Figure 5

Variant transcript analysis of murine Toll interacting protein (Tollip). (a) Genomic arrangement of murine Toll interacting protein (Tollip) on the minus strand of mouse chromosome 7. TC (cap-analysis gene expression (CAGE) tag clusters) indicate two transcriptional start sites (TSSs): variants 1, 2 and 4 are from the major TSS at 129,607 K and variant 3 is from a cluster of CAGE tags (indicated by arrows) at 129,623 K. (b) The probe track indicates the exon junctions spanned by oligoprobes on the splicing array. Variant transcripts are indicated by boxed exon cartoon. Variant 1 is a 274 amino acid protein initiating from exon 1B. Variant 2 is a 220 amino acid dominant-negative protein that skips exon 6 and so lacks the carboxyl-terminal CUE domain.
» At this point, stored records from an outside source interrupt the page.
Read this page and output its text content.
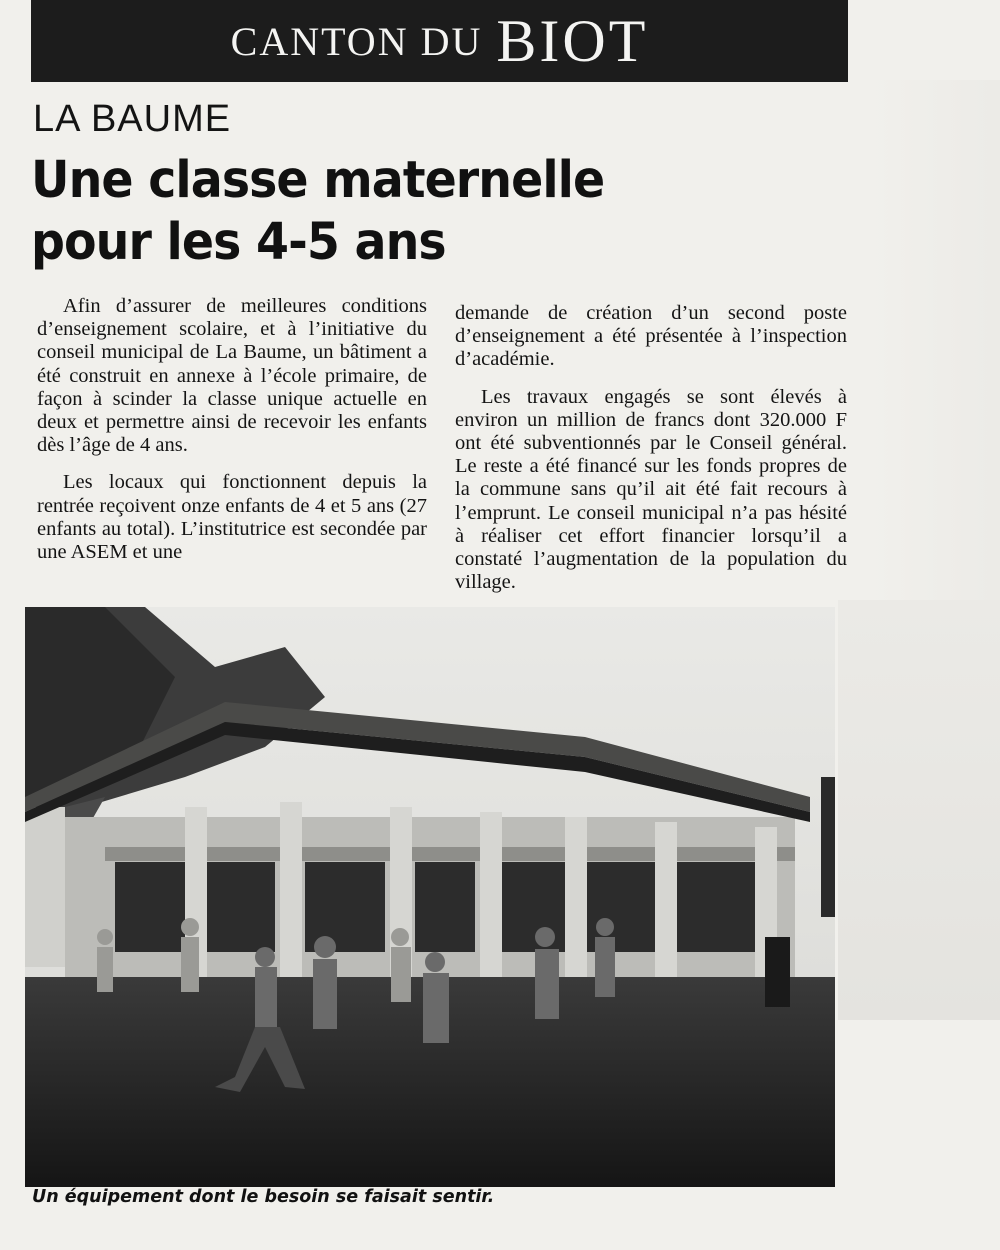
CANTON DU BIOT
LA BAUME
Une classe maternelle pour les 4-5 ans

Afin d’assurer de meilleures conditions d’enseignement scolaire, et à l’initiative du conseil municipal de La Baume, un bâtiment a été construit en annexe à l’école primaire, de façon à scinder la classe unique actuelle en deux et permettre ainsi de recevoir les enfants dès l’âge de 4 ans.

Les locaux qui fonctionnent depuis la rentrée reçoivent onze enfants de 4 et 5 ans (27 enfants au total). L’institutrice est secondée par une ASEM et une

demande de création d’un second poste d’enseignement a été présentée à l’inspection d’académie.

Les travaux engagés se sont élevés à environ un million de francs dont 320.000 F ont été subventionnés par le Conseil général. Le reste a été financé sur les fonds propres de la commune sans qu’il ait été fait recours à l’emprunt. Le conseil municipal n’a pas hésité à réaliser cet effort financier lorsqu’il a constaté l’augmentation de la population du village.

Un équipement dont le besoin se faisait sentir.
Variant 3 initiates from exon 1A and lacks an open reading frame (ORF). Variant 4 contains a cryptic splice acceptor in intron 3 that disrupts the ORF, resulting in a noncoding transcript. (c) Scatter plot shows the distribution of expression detected by each probe. The average signal of each probe (unstimulated bone-marrow derived macrophages (BMMs) and BMMs subjected to seven hours of stimulation with lipopolysaccharide (+7 hrs LPS); x axis) was plotted against the normalized ratio of +7 hrs LPS/unstimulated BMM (y axis). Junction probes are indicated by a triangle and exon probes are indicated by black squares. Probe 1A measured the expression of the alternate terminating exon associated with variant 2. Probes 7A and 8A measured the expression of variants 3 and 4, respectively. Probe 6A (variant 1) was significantly repressed after LPS treatment (P < 0.05).